The commercial sector in the Klang Valley remains a bright spot, with particularly strong interest among Korean and West Asian investors, according to property consultants, who point to new benchmarks being set, especially in the city centre.

Mr Grove pinpoints Johor’s Iskandar Malaysia zone as an area to keep an eye on ‘as we start to see more progress with what is being built there and the take-up in general’.

In Penang, however, there is a reported 2.8 million sq ft glut of office space, with the occupancy rate only 74 per cent.

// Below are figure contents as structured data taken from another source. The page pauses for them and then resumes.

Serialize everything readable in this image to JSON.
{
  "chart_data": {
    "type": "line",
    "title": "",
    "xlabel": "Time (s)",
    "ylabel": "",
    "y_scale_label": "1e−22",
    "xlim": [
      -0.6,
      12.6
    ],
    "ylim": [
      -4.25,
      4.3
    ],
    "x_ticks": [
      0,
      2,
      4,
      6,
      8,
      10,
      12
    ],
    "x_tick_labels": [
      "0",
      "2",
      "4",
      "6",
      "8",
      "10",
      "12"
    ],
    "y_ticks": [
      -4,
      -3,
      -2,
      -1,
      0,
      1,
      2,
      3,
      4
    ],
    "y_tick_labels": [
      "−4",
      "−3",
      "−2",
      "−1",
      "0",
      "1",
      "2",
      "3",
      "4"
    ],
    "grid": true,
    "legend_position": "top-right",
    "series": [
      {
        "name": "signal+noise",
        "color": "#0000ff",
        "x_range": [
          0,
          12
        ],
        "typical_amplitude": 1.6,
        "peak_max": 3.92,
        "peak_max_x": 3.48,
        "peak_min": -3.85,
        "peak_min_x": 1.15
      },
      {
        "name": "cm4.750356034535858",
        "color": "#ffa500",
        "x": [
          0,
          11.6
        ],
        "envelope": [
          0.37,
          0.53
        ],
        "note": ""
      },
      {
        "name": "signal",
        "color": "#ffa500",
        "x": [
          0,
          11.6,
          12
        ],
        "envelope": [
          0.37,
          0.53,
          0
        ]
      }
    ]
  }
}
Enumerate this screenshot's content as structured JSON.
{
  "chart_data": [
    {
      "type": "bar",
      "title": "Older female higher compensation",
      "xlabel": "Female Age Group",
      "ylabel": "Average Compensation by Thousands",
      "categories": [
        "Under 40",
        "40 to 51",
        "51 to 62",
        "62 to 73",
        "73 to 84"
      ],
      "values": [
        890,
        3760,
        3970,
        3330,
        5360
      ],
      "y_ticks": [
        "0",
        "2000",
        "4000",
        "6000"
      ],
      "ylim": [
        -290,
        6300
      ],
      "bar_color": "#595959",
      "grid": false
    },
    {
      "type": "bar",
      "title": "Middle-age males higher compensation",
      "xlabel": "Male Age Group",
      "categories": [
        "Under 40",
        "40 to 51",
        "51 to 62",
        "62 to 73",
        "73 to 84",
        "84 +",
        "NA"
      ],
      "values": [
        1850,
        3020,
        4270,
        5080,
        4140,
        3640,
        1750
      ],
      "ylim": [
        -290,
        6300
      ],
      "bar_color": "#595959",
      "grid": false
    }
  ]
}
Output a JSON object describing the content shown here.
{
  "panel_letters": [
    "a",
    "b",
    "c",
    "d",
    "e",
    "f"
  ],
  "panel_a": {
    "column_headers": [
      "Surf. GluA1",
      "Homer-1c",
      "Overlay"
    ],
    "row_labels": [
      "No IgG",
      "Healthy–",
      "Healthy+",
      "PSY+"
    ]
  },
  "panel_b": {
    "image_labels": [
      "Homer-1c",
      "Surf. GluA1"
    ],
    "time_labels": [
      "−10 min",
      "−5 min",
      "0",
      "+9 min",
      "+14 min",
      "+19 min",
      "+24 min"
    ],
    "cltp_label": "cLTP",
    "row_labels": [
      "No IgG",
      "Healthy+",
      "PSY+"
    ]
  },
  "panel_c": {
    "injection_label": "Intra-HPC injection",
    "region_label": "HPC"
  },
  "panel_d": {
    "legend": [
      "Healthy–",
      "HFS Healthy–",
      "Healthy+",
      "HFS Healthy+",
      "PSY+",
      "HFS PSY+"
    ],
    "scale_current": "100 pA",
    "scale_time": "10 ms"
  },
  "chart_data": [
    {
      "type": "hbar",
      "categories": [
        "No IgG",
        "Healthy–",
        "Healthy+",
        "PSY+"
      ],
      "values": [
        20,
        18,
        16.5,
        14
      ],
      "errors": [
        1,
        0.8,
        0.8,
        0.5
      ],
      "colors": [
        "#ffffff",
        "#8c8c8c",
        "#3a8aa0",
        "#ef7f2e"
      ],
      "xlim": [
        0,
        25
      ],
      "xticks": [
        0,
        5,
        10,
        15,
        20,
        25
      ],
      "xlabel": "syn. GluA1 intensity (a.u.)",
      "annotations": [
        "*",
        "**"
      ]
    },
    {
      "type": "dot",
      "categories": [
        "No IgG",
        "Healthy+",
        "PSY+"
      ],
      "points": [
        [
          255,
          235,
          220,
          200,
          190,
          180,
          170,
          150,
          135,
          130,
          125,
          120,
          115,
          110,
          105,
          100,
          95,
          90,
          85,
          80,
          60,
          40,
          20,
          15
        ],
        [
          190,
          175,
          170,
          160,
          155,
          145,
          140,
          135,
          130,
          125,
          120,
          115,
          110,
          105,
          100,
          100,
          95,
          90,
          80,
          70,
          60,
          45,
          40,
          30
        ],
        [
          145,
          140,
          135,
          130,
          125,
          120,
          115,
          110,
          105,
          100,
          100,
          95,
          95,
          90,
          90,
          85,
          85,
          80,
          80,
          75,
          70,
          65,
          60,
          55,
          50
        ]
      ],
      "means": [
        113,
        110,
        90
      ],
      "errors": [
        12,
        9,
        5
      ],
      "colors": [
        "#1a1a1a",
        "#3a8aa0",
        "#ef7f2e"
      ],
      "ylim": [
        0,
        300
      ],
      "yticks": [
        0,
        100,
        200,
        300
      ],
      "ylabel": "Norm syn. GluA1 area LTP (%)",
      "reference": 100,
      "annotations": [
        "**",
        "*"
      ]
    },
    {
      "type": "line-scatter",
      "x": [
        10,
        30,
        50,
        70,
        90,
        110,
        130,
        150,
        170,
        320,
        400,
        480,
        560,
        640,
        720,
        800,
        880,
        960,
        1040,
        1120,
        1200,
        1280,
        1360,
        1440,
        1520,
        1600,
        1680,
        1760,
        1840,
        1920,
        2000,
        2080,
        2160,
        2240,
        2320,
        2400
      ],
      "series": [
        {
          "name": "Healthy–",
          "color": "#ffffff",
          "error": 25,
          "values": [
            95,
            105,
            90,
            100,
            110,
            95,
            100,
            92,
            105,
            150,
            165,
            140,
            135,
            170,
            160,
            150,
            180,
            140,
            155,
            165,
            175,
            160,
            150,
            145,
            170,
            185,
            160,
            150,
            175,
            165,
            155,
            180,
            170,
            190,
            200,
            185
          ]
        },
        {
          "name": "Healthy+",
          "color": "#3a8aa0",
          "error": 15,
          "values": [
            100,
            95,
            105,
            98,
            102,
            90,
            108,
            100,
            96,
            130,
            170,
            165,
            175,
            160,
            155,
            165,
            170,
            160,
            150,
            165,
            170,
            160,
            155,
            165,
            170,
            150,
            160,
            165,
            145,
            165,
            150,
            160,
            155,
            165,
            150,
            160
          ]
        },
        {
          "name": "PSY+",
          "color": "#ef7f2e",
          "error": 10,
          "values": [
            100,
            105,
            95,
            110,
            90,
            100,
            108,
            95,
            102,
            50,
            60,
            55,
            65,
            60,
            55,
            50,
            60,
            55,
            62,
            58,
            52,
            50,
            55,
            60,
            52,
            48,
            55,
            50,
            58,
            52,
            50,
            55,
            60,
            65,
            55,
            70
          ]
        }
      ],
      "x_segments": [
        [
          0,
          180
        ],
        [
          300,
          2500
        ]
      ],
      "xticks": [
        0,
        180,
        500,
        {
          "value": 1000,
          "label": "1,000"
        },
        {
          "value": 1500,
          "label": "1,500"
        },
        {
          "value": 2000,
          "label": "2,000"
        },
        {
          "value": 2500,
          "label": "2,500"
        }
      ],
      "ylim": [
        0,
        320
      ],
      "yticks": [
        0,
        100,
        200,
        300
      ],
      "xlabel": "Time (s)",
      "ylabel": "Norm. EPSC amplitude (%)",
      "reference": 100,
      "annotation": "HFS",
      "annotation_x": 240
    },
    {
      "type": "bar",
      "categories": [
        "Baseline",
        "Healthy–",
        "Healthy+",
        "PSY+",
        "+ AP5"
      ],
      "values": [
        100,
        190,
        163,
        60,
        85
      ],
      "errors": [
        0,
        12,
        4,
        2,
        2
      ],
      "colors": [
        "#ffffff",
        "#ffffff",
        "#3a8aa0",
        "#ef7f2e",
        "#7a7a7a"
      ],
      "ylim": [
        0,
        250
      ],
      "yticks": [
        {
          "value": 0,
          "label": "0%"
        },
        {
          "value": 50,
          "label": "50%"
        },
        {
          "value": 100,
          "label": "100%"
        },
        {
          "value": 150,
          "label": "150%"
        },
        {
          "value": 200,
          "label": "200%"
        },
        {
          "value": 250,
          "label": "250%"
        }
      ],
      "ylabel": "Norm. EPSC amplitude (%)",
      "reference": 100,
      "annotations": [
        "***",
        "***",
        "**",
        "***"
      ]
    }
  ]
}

Niche retail projects appear to be attracting strong investor interest. SP Setia recently announced plans for a joint venture with the Singapore-based Lend Lease Asian Retail Investment Fund 2 for a RM750 million retail mall in Shah Alam, Selangor, where the Malaysian developer has a township.

Besides the relatively weak ringgit, Malaysian real estate is still some of the region’s cheapest and entry points are good, say Lend Lease executives, who are on the lookout for other retail projects in the Klang Valley where they can add value and differentiate from those that already exist. Another international mall operator is expected to announce a tie-up later this year with iBhd on its RM2 billion iCity mall, also in Shah Alam.

Analysts expect the going to be tough over the next 12 months and are underweight on property counters, saying most developers are already posting lower profits. According to UBS, the sector has fallen by an average of 45 per cent. Government-linked MRCB has posted the sharpest decline in share price of about 60 per cent.

KLCC Properties, which has most of its assets in the city centre, where occupancy remains high, registered the lowest loss of about 20 per cent. Sime Darby Property was quick to move last month before times get rougher, selling more than double its target over a 10-day home fair involving real estate in its nine townships.